It's been a while (March 2014 to be precise) since I gathered meaningful rr performance numbers. I'm preparing a talk for the TCE 2015 conference and as part of that I ran some new benchmarks with mozilla-central Firefox. It turned out that numbers had regressed --- unsurprisingly, since we don't have continuous performance tests for rr, and a lot has changed since March 2014. In particular, Firefox has evolved a lot, our tests have changed, we're using x86-64 now instead of x86-32, and rr has changed a lot. Over the last few days I studied the regressions and fixed a number of issues: in particular, during the transition to x86-64 some of the optimizations related to syscall-buffering were lost because we weren't patching some important syscall callsites and we weren't handling the recvfrom syscall, which is common in 64-bit Firefox. I also realized that in some cases we were flushing much more data from the syscallbuf to the trace file than we'd actually recorded in the buffer, massively bloating the traces, and fixed that.
There are still some regressions evident since last March. Octane overhead has increased significantly. Forcing Octane to run on a single core without rr shows a similar overhead; in particular that alone causes one test (Mandreel) to regress by a factor of 10! My guess is that Spidermonkey is using multiple cores much more aggressively that it did last year and because it's carefully tuned for Octane, going back to a single core really hurts performance. Replay overhead on the HTML mochitests has also increased significantly; I think this is partly because we changed rr to disable syscall buffering on writes to standard output. This improves the debugging experience but it results in a lot more overhead during replay.

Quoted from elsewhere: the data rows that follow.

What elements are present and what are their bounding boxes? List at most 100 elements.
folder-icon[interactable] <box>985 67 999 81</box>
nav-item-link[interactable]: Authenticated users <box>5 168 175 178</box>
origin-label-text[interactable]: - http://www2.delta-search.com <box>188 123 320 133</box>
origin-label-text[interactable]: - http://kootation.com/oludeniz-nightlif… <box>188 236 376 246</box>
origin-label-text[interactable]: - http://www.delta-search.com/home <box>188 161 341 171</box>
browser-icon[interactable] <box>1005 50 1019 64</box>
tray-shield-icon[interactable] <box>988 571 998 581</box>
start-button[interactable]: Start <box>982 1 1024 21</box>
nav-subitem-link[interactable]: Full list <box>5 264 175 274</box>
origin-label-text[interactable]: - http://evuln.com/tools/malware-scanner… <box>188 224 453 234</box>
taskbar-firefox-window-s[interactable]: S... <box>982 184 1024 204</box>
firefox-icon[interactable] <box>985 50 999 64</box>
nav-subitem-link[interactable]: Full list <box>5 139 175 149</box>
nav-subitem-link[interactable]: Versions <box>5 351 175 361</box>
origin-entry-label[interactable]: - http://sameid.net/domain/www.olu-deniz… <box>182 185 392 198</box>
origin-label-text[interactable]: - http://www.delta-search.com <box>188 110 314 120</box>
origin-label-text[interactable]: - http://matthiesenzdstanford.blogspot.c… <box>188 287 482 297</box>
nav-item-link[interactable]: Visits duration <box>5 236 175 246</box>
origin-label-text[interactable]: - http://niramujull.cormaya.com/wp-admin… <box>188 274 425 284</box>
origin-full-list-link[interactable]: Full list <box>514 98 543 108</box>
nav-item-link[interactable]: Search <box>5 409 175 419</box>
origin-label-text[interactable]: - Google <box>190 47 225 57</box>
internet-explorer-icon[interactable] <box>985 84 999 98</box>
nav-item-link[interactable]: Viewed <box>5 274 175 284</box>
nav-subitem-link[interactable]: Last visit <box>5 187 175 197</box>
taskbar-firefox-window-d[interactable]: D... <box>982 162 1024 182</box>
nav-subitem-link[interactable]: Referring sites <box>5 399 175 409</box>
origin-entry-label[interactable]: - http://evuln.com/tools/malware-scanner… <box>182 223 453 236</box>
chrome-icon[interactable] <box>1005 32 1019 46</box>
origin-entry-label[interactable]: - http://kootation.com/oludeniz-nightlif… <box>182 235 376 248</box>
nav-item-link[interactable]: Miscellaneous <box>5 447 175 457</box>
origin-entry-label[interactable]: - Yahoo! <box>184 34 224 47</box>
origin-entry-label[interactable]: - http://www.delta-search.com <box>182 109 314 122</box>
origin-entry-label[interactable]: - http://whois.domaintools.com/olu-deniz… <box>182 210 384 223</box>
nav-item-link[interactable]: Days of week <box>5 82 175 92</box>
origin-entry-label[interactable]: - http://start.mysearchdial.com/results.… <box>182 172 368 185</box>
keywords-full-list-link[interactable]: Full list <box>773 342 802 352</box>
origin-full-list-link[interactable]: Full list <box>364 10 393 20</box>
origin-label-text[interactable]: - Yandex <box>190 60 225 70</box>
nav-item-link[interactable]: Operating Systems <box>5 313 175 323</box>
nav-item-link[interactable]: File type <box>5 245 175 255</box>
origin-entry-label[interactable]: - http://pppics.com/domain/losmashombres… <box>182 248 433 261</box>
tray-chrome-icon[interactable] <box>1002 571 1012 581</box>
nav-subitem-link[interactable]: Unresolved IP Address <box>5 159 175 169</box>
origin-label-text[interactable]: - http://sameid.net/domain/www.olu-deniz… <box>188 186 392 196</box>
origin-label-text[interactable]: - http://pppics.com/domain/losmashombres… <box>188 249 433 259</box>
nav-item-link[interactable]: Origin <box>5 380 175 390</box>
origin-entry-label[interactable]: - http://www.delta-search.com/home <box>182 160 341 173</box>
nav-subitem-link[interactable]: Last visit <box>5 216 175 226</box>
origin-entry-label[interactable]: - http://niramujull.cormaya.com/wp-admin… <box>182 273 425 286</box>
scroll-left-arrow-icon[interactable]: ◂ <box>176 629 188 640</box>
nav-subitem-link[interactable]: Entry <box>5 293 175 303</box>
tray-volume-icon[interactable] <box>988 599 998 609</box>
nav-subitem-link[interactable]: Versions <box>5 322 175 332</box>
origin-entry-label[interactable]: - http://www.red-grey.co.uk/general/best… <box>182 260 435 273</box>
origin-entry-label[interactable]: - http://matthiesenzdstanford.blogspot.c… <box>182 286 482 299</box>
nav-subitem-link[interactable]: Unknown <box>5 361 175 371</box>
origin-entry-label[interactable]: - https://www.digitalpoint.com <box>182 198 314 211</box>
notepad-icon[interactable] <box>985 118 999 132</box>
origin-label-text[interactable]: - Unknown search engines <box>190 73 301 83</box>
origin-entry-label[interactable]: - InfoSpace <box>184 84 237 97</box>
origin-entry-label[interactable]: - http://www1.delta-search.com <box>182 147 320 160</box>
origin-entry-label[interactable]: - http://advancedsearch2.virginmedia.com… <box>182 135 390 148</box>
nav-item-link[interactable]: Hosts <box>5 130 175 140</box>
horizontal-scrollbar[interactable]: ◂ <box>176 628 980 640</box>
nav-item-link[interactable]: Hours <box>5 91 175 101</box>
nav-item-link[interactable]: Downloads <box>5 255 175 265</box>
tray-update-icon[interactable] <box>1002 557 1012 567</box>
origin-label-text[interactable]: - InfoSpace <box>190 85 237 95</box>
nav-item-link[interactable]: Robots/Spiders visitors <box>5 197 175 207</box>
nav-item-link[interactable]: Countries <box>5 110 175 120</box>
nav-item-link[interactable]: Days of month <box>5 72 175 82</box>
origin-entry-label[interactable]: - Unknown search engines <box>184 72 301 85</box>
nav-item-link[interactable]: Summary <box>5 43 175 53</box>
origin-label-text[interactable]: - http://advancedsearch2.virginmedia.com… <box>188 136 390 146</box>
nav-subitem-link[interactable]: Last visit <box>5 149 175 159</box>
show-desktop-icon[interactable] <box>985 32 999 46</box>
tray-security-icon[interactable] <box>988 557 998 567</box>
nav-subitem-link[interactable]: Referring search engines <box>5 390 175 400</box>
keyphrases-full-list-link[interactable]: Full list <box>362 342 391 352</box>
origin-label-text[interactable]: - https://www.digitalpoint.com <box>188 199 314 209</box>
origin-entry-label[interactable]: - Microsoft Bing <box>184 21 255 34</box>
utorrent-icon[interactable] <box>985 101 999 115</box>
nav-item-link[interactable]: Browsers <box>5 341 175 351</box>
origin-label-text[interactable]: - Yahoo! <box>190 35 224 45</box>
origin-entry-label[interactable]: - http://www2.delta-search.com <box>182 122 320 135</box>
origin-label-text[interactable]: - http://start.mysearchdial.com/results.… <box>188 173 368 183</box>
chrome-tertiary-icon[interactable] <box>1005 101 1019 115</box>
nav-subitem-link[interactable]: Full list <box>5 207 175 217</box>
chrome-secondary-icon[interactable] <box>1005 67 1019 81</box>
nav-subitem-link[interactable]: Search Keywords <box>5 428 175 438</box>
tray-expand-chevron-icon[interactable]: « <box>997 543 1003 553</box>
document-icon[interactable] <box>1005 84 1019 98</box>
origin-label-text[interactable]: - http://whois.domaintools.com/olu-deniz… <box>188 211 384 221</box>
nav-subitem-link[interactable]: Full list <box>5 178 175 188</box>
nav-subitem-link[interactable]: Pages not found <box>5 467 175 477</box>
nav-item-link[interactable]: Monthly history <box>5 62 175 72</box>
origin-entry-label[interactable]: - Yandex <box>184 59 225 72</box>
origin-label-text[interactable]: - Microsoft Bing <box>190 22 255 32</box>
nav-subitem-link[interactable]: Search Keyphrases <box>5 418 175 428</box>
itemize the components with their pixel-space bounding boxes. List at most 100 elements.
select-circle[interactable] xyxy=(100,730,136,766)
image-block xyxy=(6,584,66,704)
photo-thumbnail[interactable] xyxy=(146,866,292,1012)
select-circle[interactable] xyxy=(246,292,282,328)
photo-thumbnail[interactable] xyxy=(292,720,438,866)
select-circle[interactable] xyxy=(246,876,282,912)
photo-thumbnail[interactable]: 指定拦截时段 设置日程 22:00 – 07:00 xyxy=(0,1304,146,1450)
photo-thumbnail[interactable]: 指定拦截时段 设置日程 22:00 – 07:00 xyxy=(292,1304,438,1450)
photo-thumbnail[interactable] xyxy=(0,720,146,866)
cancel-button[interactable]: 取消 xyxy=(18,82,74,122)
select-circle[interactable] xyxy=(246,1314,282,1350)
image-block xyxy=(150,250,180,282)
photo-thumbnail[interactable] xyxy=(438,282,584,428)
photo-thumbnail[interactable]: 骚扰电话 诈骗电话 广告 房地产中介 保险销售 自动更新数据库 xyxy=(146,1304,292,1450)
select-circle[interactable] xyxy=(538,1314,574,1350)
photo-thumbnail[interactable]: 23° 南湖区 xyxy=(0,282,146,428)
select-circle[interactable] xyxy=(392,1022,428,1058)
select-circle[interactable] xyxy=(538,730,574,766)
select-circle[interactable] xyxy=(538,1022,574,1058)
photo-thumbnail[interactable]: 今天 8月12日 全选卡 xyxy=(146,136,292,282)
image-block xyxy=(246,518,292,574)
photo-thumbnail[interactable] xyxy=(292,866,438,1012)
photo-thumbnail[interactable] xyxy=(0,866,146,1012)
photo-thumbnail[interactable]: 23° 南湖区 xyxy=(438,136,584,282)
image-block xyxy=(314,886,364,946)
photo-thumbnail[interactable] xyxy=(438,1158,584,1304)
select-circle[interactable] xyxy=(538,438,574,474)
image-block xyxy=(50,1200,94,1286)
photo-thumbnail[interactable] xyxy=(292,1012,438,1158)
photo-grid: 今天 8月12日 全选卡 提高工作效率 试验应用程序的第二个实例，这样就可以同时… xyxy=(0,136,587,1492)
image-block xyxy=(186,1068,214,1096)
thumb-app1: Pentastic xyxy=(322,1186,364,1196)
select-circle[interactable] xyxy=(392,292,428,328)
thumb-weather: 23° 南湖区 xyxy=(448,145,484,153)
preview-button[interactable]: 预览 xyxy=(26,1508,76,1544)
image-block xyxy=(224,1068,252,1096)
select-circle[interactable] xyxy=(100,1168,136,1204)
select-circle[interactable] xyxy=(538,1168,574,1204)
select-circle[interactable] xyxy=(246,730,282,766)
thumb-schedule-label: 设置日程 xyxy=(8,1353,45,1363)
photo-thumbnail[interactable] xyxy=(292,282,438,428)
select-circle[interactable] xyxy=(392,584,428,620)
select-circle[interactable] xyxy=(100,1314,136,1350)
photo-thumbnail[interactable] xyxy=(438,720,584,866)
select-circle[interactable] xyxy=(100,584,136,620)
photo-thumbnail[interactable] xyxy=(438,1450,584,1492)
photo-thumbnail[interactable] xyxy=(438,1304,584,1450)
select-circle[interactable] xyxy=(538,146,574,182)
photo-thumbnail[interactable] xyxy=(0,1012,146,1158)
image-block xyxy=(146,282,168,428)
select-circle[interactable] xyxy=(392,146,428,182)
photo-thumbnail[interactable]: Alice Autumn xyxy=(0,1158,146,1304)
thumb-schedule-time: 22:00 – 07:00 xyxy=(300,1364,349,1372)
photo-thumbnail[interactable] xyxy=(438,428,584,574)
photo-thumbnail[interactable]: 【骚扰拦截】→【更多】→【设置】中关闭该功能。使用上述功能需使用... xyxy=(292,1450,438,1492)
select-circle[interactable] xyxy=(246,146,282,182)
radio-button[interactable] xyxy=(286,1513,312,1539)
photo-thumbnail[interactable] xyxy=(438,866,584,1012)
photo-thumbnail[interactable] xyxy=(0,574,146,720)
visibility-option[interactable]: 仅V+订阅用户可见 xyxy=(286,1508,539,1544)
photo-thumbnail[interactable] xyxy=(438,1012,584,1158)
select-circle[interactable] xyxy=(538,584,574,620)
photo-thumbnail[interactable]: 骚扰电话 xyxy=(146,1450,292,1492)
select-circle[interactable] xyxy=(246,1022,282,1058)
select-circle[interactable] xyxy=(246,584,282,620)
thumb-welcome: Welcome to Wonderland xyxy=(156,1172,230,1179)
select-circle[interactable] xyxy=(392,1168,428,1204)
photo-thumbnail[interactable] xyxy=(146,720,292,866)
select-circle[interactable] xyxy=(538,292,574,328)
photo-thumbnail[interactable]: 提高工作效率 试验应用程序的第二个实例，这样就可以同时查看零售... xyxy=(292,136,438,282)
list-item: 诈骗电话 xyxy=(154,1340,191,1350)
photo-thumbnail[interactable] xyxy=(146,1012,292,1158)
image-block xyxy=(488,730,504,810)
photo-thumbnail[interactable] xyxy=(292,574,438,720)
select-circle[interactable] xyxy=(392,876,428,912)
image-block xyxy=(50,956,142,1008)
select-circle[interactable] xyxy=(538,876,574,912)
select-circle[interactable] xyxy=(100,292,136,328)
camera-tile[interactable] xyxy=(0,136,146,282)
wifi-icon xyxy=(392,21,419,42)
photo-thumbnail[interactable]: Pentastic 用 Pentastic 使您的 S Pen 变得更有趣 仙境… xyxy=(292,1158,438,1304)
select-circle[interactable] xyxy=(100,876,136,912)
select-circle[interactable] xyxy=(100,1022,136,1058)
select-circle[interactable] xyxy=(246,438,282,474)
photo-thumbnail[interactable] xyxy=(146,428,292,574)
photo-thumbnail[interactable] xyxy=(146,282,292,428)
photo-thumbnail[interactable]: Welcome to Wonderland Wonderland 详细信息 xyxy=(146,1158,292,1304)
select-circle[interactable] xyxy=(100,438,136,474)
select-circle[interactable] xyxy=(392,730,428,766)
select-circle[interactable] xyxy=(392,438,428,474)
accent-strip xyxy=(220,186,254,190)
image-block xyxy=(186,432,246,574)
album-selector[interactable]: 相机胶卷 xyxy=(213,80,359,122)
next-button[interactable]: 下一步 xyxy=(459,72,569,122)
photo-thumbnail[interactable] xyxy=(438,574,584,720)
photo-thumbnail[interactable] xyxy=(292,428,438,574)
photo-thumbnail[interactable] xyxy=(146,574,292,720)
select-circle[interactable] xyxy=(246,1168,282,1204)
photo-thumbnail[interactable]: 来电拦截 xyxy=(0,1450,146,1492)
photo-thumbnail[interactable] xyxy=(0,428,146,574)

Overall though, I remain very happy with rr performance, especially recording performance, which is critical when you're trying to capture a test failure under rr. Replay performance is becoming more important since it impacts the debugging experience, especially reverse execution; but doing a lot of work to improve raw replay performance is low priority since I think there are projects that could provide a better improvement in the debugging experience for less work (e.g. the ability to take a checkpoint during a recording and start debugging from there, and implement support for gdb's evaluate-in-target conditional breakpoints).